Nie inaczej było z Christopherem Hogwoodem. Przybył do domu Sy i jej męża, Howarda, z farmy znajomych George’a i Mary Iselinów, w pudełku po butach. Nie wyglądał jak typowy prosiak: miał wielką, niemal zbyt ciężką głowę, ogromne, puszyste uszy, biało-czarne łaty i był wyjątkowym pieszczochem. Mimo to sprawiał wrażenie niezwykle kruchego i wiotkiego osobnika, ponieważ miał problemy zdrowotne. Nie rósł, nie tył i niektórzy sugerowali, że humanitarniej byłoby go zabić niż skazywać na cierpienie. Tymczasem on, na przekór wszystkim, po podaniu odpowiednich leków zaczął rosnąć. Masowo zaczęli również napływać przyjaciele i sąsiedzi Sy, ot, tak, by na niego popatrzeć. Zupełnie tak, jak wpada się obejrzeć noworodka. Z tego, jak się z nami witał, radośnie pochrumkując, z iskierkami w oczach, wywnioskowaliśmy, że cieszy go (..) towarzystwo. Kiedy siła jego drobnego ryjka została uwolniona zaczął ryć (To siła natury. Kiedy dotykał nosem ziemi, tworzyła się imponująca dziura (…), a Chris stawał się miniaturowym buldożerem). Z czasem zaczął też uciekać – najpierw nauczył się rozwiązywać sznurek zabezpieczający drzwi stodoły, później otwierał już rygiel (Musieliśmy też zmierzyć się z faktem, że nasza świnka jest niebezpiecznie, być może wręcz diabolicznie, genialna). Poza tym uwielbiał piwo, więc gdy zobaczył[…] kogokolwiek z butelką w dłoni, jakąkolwiek, gonił[…] go, aż ten ktoś się poddawał i pozwalał [mu] wszystko wypić). Montgomery przyznaje bez ogródek: Byłam z niego dumna. Fascynowało mnie w zasadzie wszystko, co robił. Howard twierdził, że dałam się ‘zdziczyć’. A ona dodaje z radością, że ich życie stało się ‘świniocentryczne’, przede wszystkim dlatego, że spędzali z Chrisem mnóstwo czasu (Średnio raz na godzinę sprawdzaliśmy, co u niego). Poza tym każdy ich dzień dzięki tej niepozornej śwince stawał się lepszy, przynosił chwile wytchnienia i towarzystwo ludzi. Hogwood zmieniał ich samych. Czy to dziwne, że Sy i Howard rozmawiali o nim nawet na przyjęciach? Kochali go i ze swadą przyznawali, że ich świnia jest mądrzejsza od nich, bo wykombinował[a], jak z dwojga wykształconych ludzi zrobić darmowy personel zasuwający na pełen etat…

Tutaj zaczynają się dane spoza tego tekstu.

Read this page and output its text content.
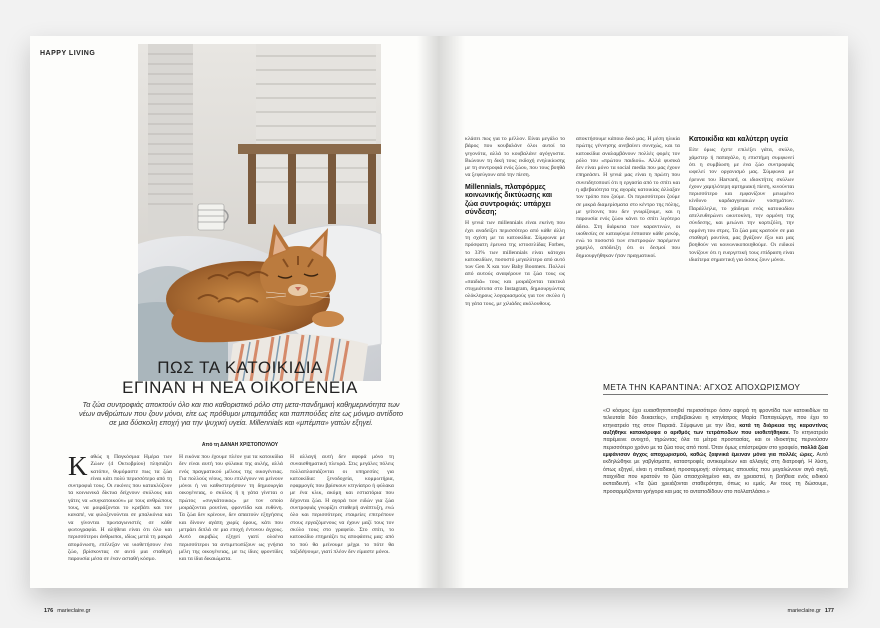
HAPPY LIVING
ΠΩΣ ΤΑ ΚΑΤΟΙΚΙΔΙΑ
ΕΓΙΝΑΝ Η ΝΕΑ ΟΙΚΟΓΕΝΕΙΑ
Τα ζώα συντροφιάς αποκτούν όλο και πιο καθοριστικό ρόλο στη μετα-πανδημική καθημερινότητα των νέων ανθρώπων που ζουν μόνοι, είτε ως πρόθυμοι μπαμπάδες και παππούδες είτε ως μόνιμο αντίδοτο σε μια δύσκολη εποχή για την ψυχική υγεία. Millennials και «μπέμπα» γατών εξηγεί.
Από τη ΔΑΝΑΗ ΧΡΙΣΤΟΠΟΥΛΟΥ
Καθώς η Παγκόσμια Ημέρα των Ζώων (4 Οκτωβρίου) πλησιάζει κατόπιν, θυμόμαστε πως τα ζώα είναι κάτι πολύ περισσότερο από τη συντροφιά τους. Οι εικόνες που κατακλύζουν τα κοινωνικά δίκτυα δείχνουν σκύλους και γάτες να «συγκατοικούν» με τους ανθρώπους τους, να μοιράζονται το κρεβάτι και τον καναπέ, να φιλοξενούνται σε μπαλκόνια και να γίνονται πρωταγωνιστές σε κάθε φωτογραφία. Η αλήθεια είναι ότι όλο και περισσότεροι άνθρωποι, ιδίως μετά τη μακρά απομόνωση, επέλεξαν να υιοθετήσουν ένα ζώο, βρίσκοντας σε αυτό μια σταθερή παρουσία μέσα σε έναν ασταθή κόσμο.
Η εικόνα που έχουμε πλέον για τα κατοικίδια δεν είναι αυτή του φύλακα της αυλής, αλλά ενός πραγματικού μέλους της οικογένειας. Για πολλούς νέους, που επιλέγουν να μείνουν μόνοι ή να καθυστερήσουν τη δημιουργία οικογένειας, ο σκύλος ή η γάτα γίνεται ο πρώτος «συγκάτοικος» με τον οποίο μοιράζονται ρουτίνα, φροντίδα και ευθύνη. Τα ζώα δεν κρίνουν, δεν απαιτούν εξηγήσεις και δίνουν αγάπη χωρίς όρους, κάτι που μετράει διπλά σε μια εποχή έντονου άγχους. Αυτό ακριβώς εξηγεί γιατί ολοένα περισσότεροι τα αντιμετωπίζουν ως γνήσια μέλη της οικογένειας, με τις ίδιες φροντίδες και τα ίδια δικαιώματα.
Η αλλαγή αυτή δεν αφορά μόνο τη συναισθηματική πλευρά. Στις μεγάλες πόλεις πολλαπλασιάζονται οι υπηρεσίες για κατοικίδια: ξενοδοχεία, κομμωτήρια, εφαρμογές που βρίσκουν κτηνίατρο ή φύλακα με ένα κλικ, ακόμη και εστιατόρια που δέχονται ζώα. Η αγορά των ειδών για ζώα συντροφιάς γνωρίζει σταθερή ανάπτυξη, ενώ όλο και περισσότερες εταιρείες επιτρέπουν στους εργαζόμενους να έχουν μαζί τους τον σκύλο τους στο γραφείο. Στο σπίτι, το κατοικίδιο επηρεάζει τις αποφάσεις μας: από το πού θα μείνουμε μέχρι το πότε θα ταξιδέψουμε, γιατί πλέον δεν είμαστε μόνοι.
176 marieclaire.gr
κλάσει πως για το μέλλον. Είναι μεγάλο το βάρος που κουβαλάνε όλοι αυτοί τα γεγονότα, αλλά το κουβαλάνε αγόγγυστα. Βιώνουν τη δική τους εκδοχή ενηλικίωσης με τη συντροφιά ενός ζώου, που τους βοηθά να ξεφεύγουν από την πίεση.
Millennials, πλατφόρμες κοινωνικής δικτύωσης και ζώα συντροφιάς: υπάρχει σύνδεση;
Η γενιά των millennials είναι εκείνη που έχει αναδείξει περισσότερο από κάθε άλλη τη σχέση με τα κατοικίδια. Σύμφωνα με πρόσφατη έρευνα της ιστοσελίδας Forbes, το 33% των millennials είναι κάτοχοι κατοικιδίων, ποσοστό μεγαλύτερο από αυτό των Gen X και των Baby Boomers. Πολλοί από αυτούς αναφέρουν τα ζώα τους ως «παιδιά» τους και μοιράζονται τακτικά στιγμιότυπα στο Instagram, δημιουργώντας ολόκληρους λογαριασμούς για τον σκύλο ή τη γάτα τους, με χιλιάδες ακόλουθους.
αποκτήσουμε κάποιο δικό μας. Η μέση ηλικία πρώτης γέννησης ανεβαίνει συνεχώς, και τα κατοικίδια αναλαμβάνουν πολλές φορές τον ρόλο του «πρώτου παιδιού». Αλλά φυσικά δεν είναι μόνο τα social media που μας έχουν επηρεάσει. Η γενιά μας είναι η πρώτη που συνειδητοποιεί ότι η εργασία από το σπίτι και η αβεβαιότητα της αγοράς κατοικίας άλλαξαν τον τρόπο που ζούμε. Οι περισσότεροι ζούμε σε μικρά διαμερίσματα στο κέντρο της πόλης, με γείτονες που δεν γνωρίζουμε, και η παρουσία ενός ζώου κάνει το σπίτι λιγότερο άδειο. Στη διάρκεια των καραντινών, οι υιοθεσίες σε καταφύγια έσπασαν κάθε ρεκόρ, ενώ το ποσοστό των επιστροφών παρέμεινε χαμηλό, απόδειξη ότι οι δεσμοί που δημιουργήθηκαν ήταν πραγματικοί.
Κατοικίδια και καλύτερη υγεία
Είτε όμως έχετε επιλέξει γάτα, σκύλο, χάμστερ ή παπαγάλο, η επιστήμη συμφωνεί ότι η συμβίωση με ένα ζώο συντροφιάς ωφελεί τον οργανισμό μας. Σύμφωνα με έρευνα του Harvard, οι ιδιοκτήτες σκύλων έχουν χαμηλότερη αρτηριακή πίεση, κινούνται περισσότερο και εμφανίζουν μειωμένο κίνδυνο καρδιαγγειακών νοσημάτων. Παράλληλα, το χάιδεμα ενός κατοικιδίου απελευθερώνει ωκυτοκίνη, την ορμόνη της σύνδεσης, και μειώνει την κορτιζόλη, την ορμόνη του στρες. Τα ζώα μας κρατούν σε μια σταθερή ρουτίνα, μας βγάζουν έξω και μας βοηθούν να κοινωνικοποιηθούμε. Οι ειδικοί τονίζουν ότι η ευεργετική τους επίδραση είναι ιδιαίτερα σημαντική για όσους ζουν μόνοι.
ΜΕΤΑ ΤΗΝ ΚΑΡΑΝΤΙΝΑ: ΑΓΧΟΣ ΑΠΟΧΩΡΙΣΜΟΥ
«Ο κόσμος έχει ευαισθητοποιηθεί περισσότερο όσον αφορά τη φροντίδα των κατοικιδίων τα τελευταία δύο δεκαετίες», επιβεβαιώνει η κτηνίατρος Μαρία Παπαγεώργη, που έχει το κτηνιατρείο της στον Πειραιά. Σύμφωνα με την ίδια, κατά τη διάρκεια της καραντίνας αυξήθηκε κατακόρυφα ο αριθμός των τετράποδων που υιοθετήθηκαν. Το κτηνιατρείο παρέμεινε ανοιχτό, τηρώντας όλα τα μέτρα προστασίας, και οι ιδιοκτήτες περνούσαν περισσότερο χρόνο με τα ζώα τους από ποτέ. Όταν όμως επέστρεψαν στο γραφείο, πολλά ζώα εμφάνισαν άγχος αποχωρισμού, καθώς ξαφνικά έμειναν μόνα για πολλές ώρες. Αυτό εκδηλώθηκε με γαβγίσματα, καταστροφές αντικειμένων και αλλαγές στη διατροφή. Η λύση, όπως εξηγεί, είναι η σταδιακή προσαρμογή: σύντομες απουσίες που μεγαλώνουν σιγά σιγά, παιχνίδια που κρατούν το ζώο απασχολημένο και, αν χρειαστεί, η βοήθεια ενός ειδικού εκπαιδευτή. «Τα ζώα χρειάζονται σταθερότητα, όπως κι εμείς. Αν τους τη δώσουμε, προσαρμόζονται γρήγορα και μας το ανταποδίδουν στο πολλαπλάσιο.»
marieclaire.gr 177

Podczas swoich ‘wędrówek’, Chris spotykał wiele osób i wywierał na nich niezatarte wrażenie. W przeciwieństwie do właścicielki, prosiak był towarzyski i łatwo zyskiwał przyjaciół: Podczas swoich wypraw był ambasadorem naszego podwórka. Jego popularność spływała na mnie. I nawet kiedy sprawiał kłopoty, prawie wszyscy go lubili, przyznawała. Oprócz splendoru, nieodzowna była przede wszystkim odpowiednia ilość pożywienia. A potrzeby Chrisa rosły równie szybko jak jego waga. I równie szybko przybywało [im] chętnych do pomocy: krewnych i przyjaciół. Ludzie ochoczo odprowadzali go do domu (co stanowiło nie lada wyzwanie!), poznawali jego zwyczaje, lubili go głaskać, zapewniali mu ‘świńskie spa’ lub traktowali go jako powiernika swoich tajemnic. Od sąsiadów, przyjaciół lub z miejscowej restauracji, dostawał resztki jedzenia, tzw. zlewki. Chris unikał roślin cebulowych, w tym dymki, pora i szalotki. Nie przepadał za cytrusami i nie dostawał mięsa. Poza tym jadł wszystko, a jego dobroczyńcy uwielbiali patrzeć, jak konsumuje przyniesione przez nich dary: Patrzenie na jedzącą świnkę daje niesamowitą możliwość przeżywania cudzej rozkoszy. Rzadko ma się tyle przyjemności z czyjegoś szczęścia. Oto ktoś, kto podąża za tym, co sprawia mu radość. Świnie są stworzone do jedzenia – zostały wyhodowane, aby jeść i szybko rosnąć…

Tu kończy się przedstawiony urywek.